Depending on the accuracy of the image and the model, we can estimate a speed-up factor ranging between 5 and 10.


After doing the same splitting process we get:

- 614 bees in the training set

- 170 bees in the validation set.


Second Loop

Training the Second Loop

We opted to extend the training of the same model. 

As illustrated in the graph, the purple box represents the training of the first loop, which plateaus after 200 epochs and begins to overfit.

 The addition of these 72 images results in a loss reduction to 0.6 in the second loop (red box).

Regarding the results on the test dataset, we achieved an average precision of 0.43 and an average recall of 0.298. While not a substantial improvement, these metrics indicate that the model is still learning and improving on our test dataset (ground truth).



Training a new model using predictions from prior loops.


Following loop 2, we doubled the labeled images in our dataset:

  • Training Set: 1218 bees
  • Validation Set: 276 bees


We can now train a new model with the same structure (Faster R-CNN) but with a consistent number of labels.

Final Results

After three loops, the scores reached 0.91 (was 0.43) for average precision and 0.56 (was 0.29) for average recall.
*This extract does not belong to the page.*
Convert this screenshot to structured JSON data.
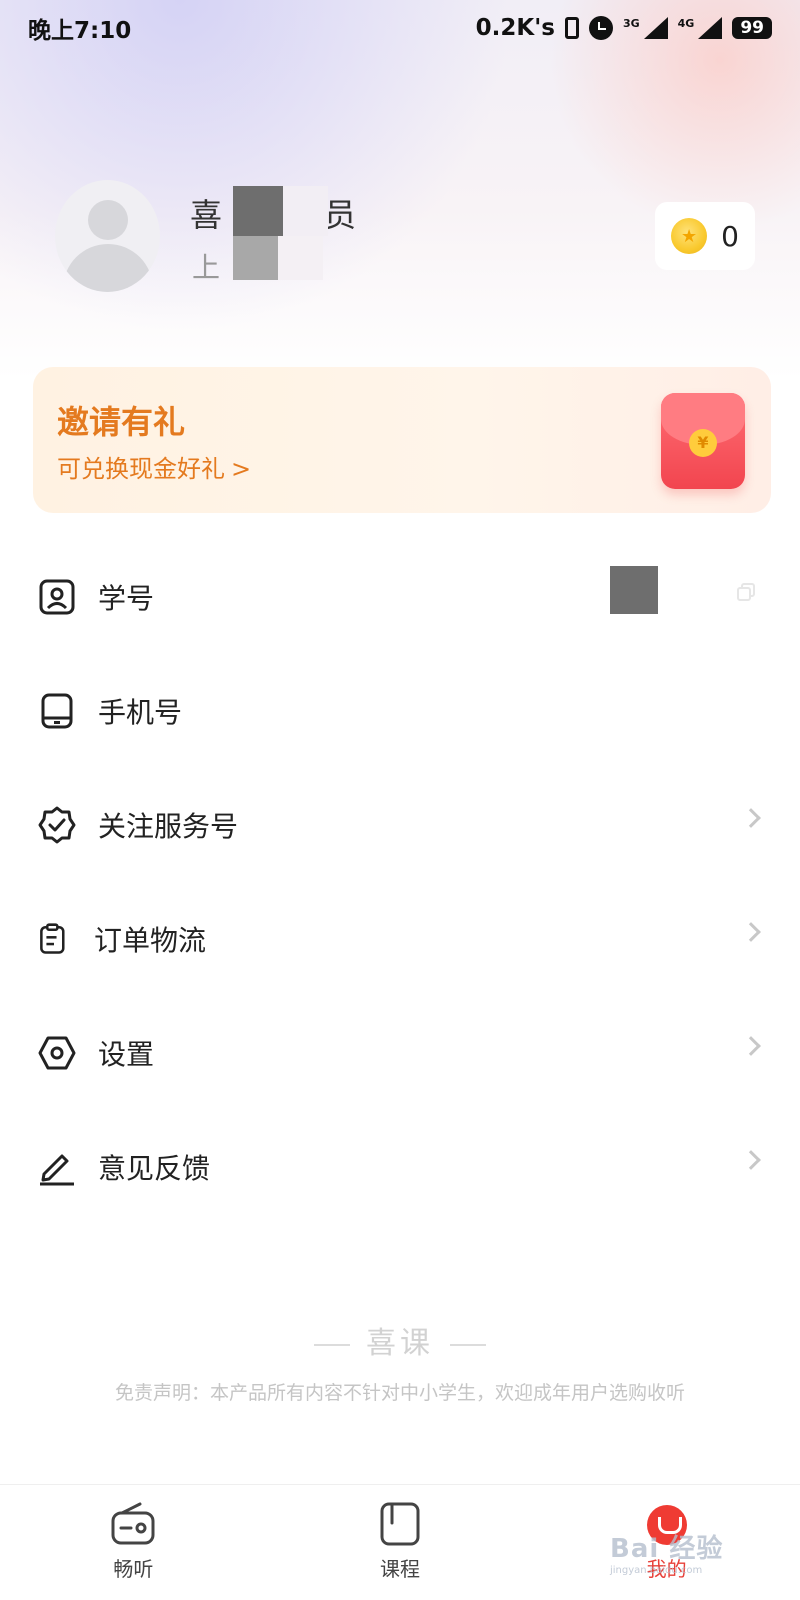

While not perfect, the model now needs to learn how to detect overlapped bees, a task that can be easily addressed with Hixloop by correcting errors in the predictions.



Next Steps

There are several next steps ahead. We can further utilize Hixloop to label more images. Currently, we've only incorporated ~200 images (1218 bees), which is a fraction of the 3000 images in the dataset.

Expanding the task to a more intricate level could be determining whether a bee is entering or exiting the hive. This task could address the question: "What is the flux of bees in and out of my hive?"